Изменить размер шрифта - +
От жизни я хочу лишь ощущения того, что она теряется в эти непредвиденные вечера, под звуки чужих детей, что играют в этих садах, отделенных решеткой меланхолии от окружающих их улиц и обрамленных не только высокими ветвями деревьев, но и старым небом, на котором снова появляются звезды.

 

101.

Если наша жизнь была бы вечным пребыванием-у-окна, если бы мы так и остались, словно неподвижный дым, навсегда в том мгновении сумерек, что печалит изгибы гор. Если бы мы так и остались навсегда и дольше! Если бы, по крайней мере, по эту сторону невозможности мы могли остаться, не совершая действий, так, чтобы наши бледные губы более не грешили словами!

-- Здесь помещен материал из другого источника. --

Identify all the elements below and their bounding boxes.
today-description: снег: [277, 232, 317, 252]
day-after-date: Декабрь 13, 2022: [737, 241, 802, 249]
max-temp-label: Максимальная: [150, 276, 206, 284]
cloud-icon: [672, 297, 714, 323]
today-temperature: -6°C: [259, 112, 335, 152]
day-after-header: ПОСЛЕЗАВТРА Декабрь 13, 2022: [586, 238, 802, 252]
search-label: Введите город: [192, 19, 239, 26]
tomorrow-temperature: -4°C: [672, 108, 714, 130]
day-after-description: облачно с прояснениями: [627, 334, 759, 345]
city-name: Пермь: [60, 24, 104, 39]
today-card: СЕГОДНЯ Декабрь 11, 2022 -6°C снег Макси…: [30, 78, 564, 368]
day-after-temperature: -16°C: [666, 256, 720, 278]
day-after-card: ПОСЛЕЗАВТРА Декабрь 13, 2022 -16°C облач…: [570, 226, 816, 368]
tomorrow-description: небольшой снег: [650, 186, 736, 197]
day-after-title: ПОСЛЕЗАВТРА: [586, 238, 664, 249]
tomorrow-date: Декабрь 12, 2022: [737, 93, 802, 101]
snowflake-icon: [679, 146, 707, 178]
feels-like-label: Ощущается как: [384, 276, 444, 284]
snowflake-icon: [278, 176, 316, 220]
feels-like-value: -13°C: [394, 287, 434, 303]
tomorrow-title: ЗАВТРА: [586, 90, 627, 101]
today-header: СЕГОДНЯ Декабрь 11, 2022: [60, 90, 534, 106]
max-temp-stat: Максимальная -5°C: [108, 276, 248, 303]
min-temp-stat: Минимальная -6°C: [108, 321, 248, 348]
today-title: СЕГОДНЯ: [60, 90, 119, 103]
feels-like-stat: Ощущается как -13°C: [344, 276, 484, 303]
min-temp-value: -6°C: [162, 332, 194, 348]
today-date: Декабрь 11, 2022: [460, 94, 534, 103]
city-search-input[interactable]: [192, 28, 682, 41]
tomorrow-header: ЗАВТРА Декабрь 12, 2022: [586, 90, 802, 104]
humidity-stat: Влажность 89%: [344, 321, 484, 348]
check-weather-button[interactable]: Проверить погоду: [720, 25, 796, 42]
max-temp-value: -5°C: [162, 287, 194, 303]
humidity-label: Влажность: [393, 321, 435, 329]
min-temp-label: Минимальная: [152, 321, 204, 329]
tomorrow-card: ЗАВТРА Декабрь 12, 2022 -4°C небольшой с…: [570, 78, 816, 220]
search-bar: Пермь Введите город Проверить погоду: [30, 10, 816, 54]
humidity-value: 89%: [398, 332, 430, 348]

Смотри, как темнеет!.. Положительный покой всего наполняет меня злостью, чем-то, что отдает горьким вкусом устремления. У меня болит душа… Медленная струя дыма поднимается и рассеивается там, вдалеке… Тревожная тоска заставляет меня больше не думать о тебе…

Все так поверхностно! Мы, и мир, и тайна того и другого.

 

102.

Жизнь для нас — это то, что мы в ней воображаем. Для сельского жителя, для которого в его личном поле заключено все, это поле — целая империя. Для Цезаря, которому его империя все еще кажется маленькой, эта империя — поле. Бедняк владеет империей; великий владеет полем. На самом деле, мы владеем лишь нашими собственными ощущениями; их, а не то, что они видят, мы должны класть в основу реальности нашей жизни.

Это ни к чему не относится.

Я много мечтаю. Я устал оттого, что мечтал, но не устал от мечтаний. Никто не устает от мечтаний, потому что мечтать значит забывать, а забвение не тяготит, это сон без мечтаний, в котором мы бодрствуем. В мечтах я всего добился. Я также пробуждался, но какое это имеет значение? Сколькими Цезарями я был! А прославленные люди, какими они были мелочными! Цезарь, спасшись от смерти благодаря великодушию одного пирата, велит распять этого пирата, как только, разыскав его, сумел его захватить. Наполеон, составляя завещание на Святой Елене, оставляет наследство злодею, попытавшемуся убить Веллингтона. О величие, равное величию души косоглазой соседки! О великие мужчины кухарки из другого мира! Сколькими Цезарями я был и все еще мечтаю быть.

Сколькими Цезарями я был, но ненастоящими. Я был действительно имперским, пока грезил, и поэтому никогда ничем не был. Мои войска были разбиты, но поражение было легким, никто не погиб. Я не потерял знамен. Я не домечтал о войске до того момента, когда знамена появились бы перед моим взором из-за угла улицы. Сколькими Цезарями я был прямо тут, на улице Золотильщиков. И Цезари, которыми я был, все еще живут в моем воображении; но существовавшие Цезари мертвы, и улица Золотильщиков, то есть Реальность, не может их знать.

Я бросаю пустой спичечный коробок в бездну, коей является улица за перилами моего окна без балкона. Встаю со стула и слушаю. Отчетливо, как если бы это что-то значило, пустой спичечный коробок издает звук на улице, которая возвещает о своей безлюдности. Нет никаких других звуков, кроме звуков всего города. Да, звуков города всего воскресенья — их много, они непонятны и все правильны.

Какая малость в реальном мире образует основу для лучших размышлений. Поздно пришел на обед, закончились спички, бросил — лично я — коробок на улицу, чувствуя себя неважно из-за того, что поел не вовремя, воскресенье как воздушное обещание плохого заката, моя никчемность в мире и вся метафизика.

Но сколькими Цезарями я был!

 

103.

Я взращиваю ненависть к действию, как цветок в оранжерее. Радуюсь в самом себе моему несогласию с жизнью.

 

104.

Ни одна блестящая идея не получит хождения, если не обзаведется каким-нибудь элементом глупости. Коллективная мысль глупа, потому что она коллективна: ничто не преодолевает препятствия коллективного, не оставляя им, словно дань, бóльшую часть ума, которое оно в себе несет.